Endowment Enhancements

The Duke Endowment has awarded more than $20 million to the university to support a number of priorities, including an expansion of the School of Nursing and its programs, the growth of interdisciplinary science initiatives, and improvements to Perkins Library.

The gifts, which came in December, were counted toward the Campaign for Duke, which concluded December 31 with a total of $2.36 billion, the fifth-largest campaign in American higher-education history and the largest for a university in the South. The Charlotte-based Endowment's support of the campaign totaled more than $300 million.

The Duke Endowment's latest contribution includes $1 million for the School of Nursing, with a plan to provide an additional $2 million by 2005. The money will be used to support a new building adjacent to the Duke Clinic on Trent Drive, behind the nursing school's current facilities.

Duke's board of trustees approved the scope of the new building in February 2003. The School of Nursing has grown dramatically since the early 1990s, from five faculty members then to thirty-eight today, with the student population growing at a similarly rapid pace. The school added an accelerated bachelor's program in 2002 and has extended its reach through distance education.

On the Medical Center side, Duke received more than $7 million, in eighteen separate allocations, from the Endowment last year. In addition to the nursing-school gift, funded programs included the Albert Eye Research Institute, which was awarded $1 million, and a patient-safety initiative, which was awarded $696,000.

The Endowment also awarded $6 million for an undergraduate science initiative, bringing the Endowment's total support for this effort to $13 million. The science initiative, with the French Sciences Center at the core, will allow Duke to promote close interaction among the disciplines of biology, chemistry, physics, biological anthropology and anatomy, mathematics, and the computational sciences. It will also create new opportunities for teaching and research in the interdisciplinary fields that are emerging throughout the natural sciences, such as genomics, nanoscience, chemical biology, and evolutionary and developmental biology.

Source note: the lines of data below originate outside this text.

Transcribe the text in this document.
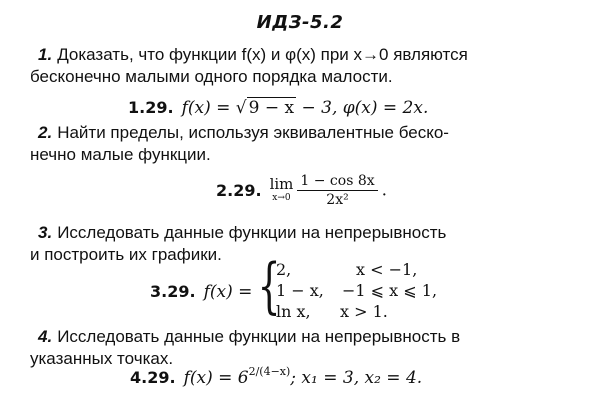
ИДЗ-5.2
1. Доказать, что функции f(x) и φ(x) при x→0 являются
бесконечно малыми одного порядка малости.
1.29. f(x) = √ 9 − x − 3, φ(x) = 2x.
2. Найти пределы, используя эквивалентные беско-
нечно малые функции.
2.29. lim
$x\to 0 \frac{1 - \cos 8x}{\text{2x²}}$ .
3. Исследовать данные функции на непрерывность
и построить их графики.
3.29. f(x) = {
2,	x < −1,
1 − x, −1 ⩽ x ⩽ 1,
ln x, x > 1.
4. Исследовать данные функции на непрерывность в
указанных точках.
4.29. $f(x) = 6^{2/(4-x)}$; x₁ = 3, x₂ = 4.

The French Sciences Center, whose design was approved by trustees in December, is a $115-million facility expected to be completed in 2006. Strengthening the sciences and engineering, as well as promoting interdisciplinary programs, are among the priorities of "Building on Excellence," Duke's strategic plan.

Another $6-million gift, to Perkins Library, will support the creation of the new Information Commons, a centralized public-service area. The Information Commons area will serve as the hub of activity at the library. The addition of an Information Commons is part of a $55-million project to renovate the existing library space and add adjacent to Perkins a new building, the Bostock Library. Construction is under way and is being done in phases so the library can remain open.

The Endowment will provide $1 million to support the Center for Genome Ethics, Law, and Policy (GELP). That gift will be used toward programming and endowment. This is the Endowment's fourth such grant to GELP.

The Endowment gift also includes $500,000 for the Duke-Durham Neighborhood Partnership. Over the past six years, the Endowment has given the neighborhood partnership more than $3 million to support nonprofit organizations and other community organizations addressing needs identified by partner neighborhoods. The current contribution will support affordable-housing initiatives, youth programming, and nonprofits in the West End and Walltown neighborhoods. It will also support the Duke Law School's Community Economic Development Clinic to provide legal services to nonprofits in Southwest Central Durham.

An additional $200,000 will encourage collaboration among the four libraries of schools supported by the Endowment: Furman and Johnson C. Smith universities, Davidson College and Duke.

Finally, $10,000 will be awarded to commemorate the legacy of President William Preston Few, who was president of Trinity College from 1910 to 1924 and president of Duke University from 1924 to 1940. Few's accomplishments included overseeing the transformation of Trinity College into Duke University, as well as supporting the creation of The Duke Endowment. The $10,000 gift is meant to inspire the Duke community to remember Few with the creation and installation of a physical likeness of Few in the Allen Building.

At an early-February "Campaign Celebration" with officials of The Duke Endowment, President Nannerl O. Keohane said, "During my tenure at Duke, we have presented The Duke Endowment with projects of the utmost intellectual, medical, pastoral, and educational importance to the university. Over and over you became a strategic investor, a partner who understood our vision, often in the early days of a new project when to the outside world it looked inchoate, daring, and risky. But you, of course, are not outsiders: We've been in this together since 1924."

"Though the realm of The Duke Endowment is nominally confined to the Carolinas, the impact of The Duke Endowment is worldwide," Keohane added. "Wherever the university has an outpost, a collaboration, an alumnus, there your influence is felt. When our faculty experts are called upon to predict an earthquake in Taiwan, tap geothermal energy in Africa, testify in Washington, or organize a clinic in India, The Duke Endowment, its values and message, are there as well."

The Duke Endowment was started in 1924 by industrialist, philanthropist, and Duke University founder James B. Duke. Today, it is one of the nation's largest foundations.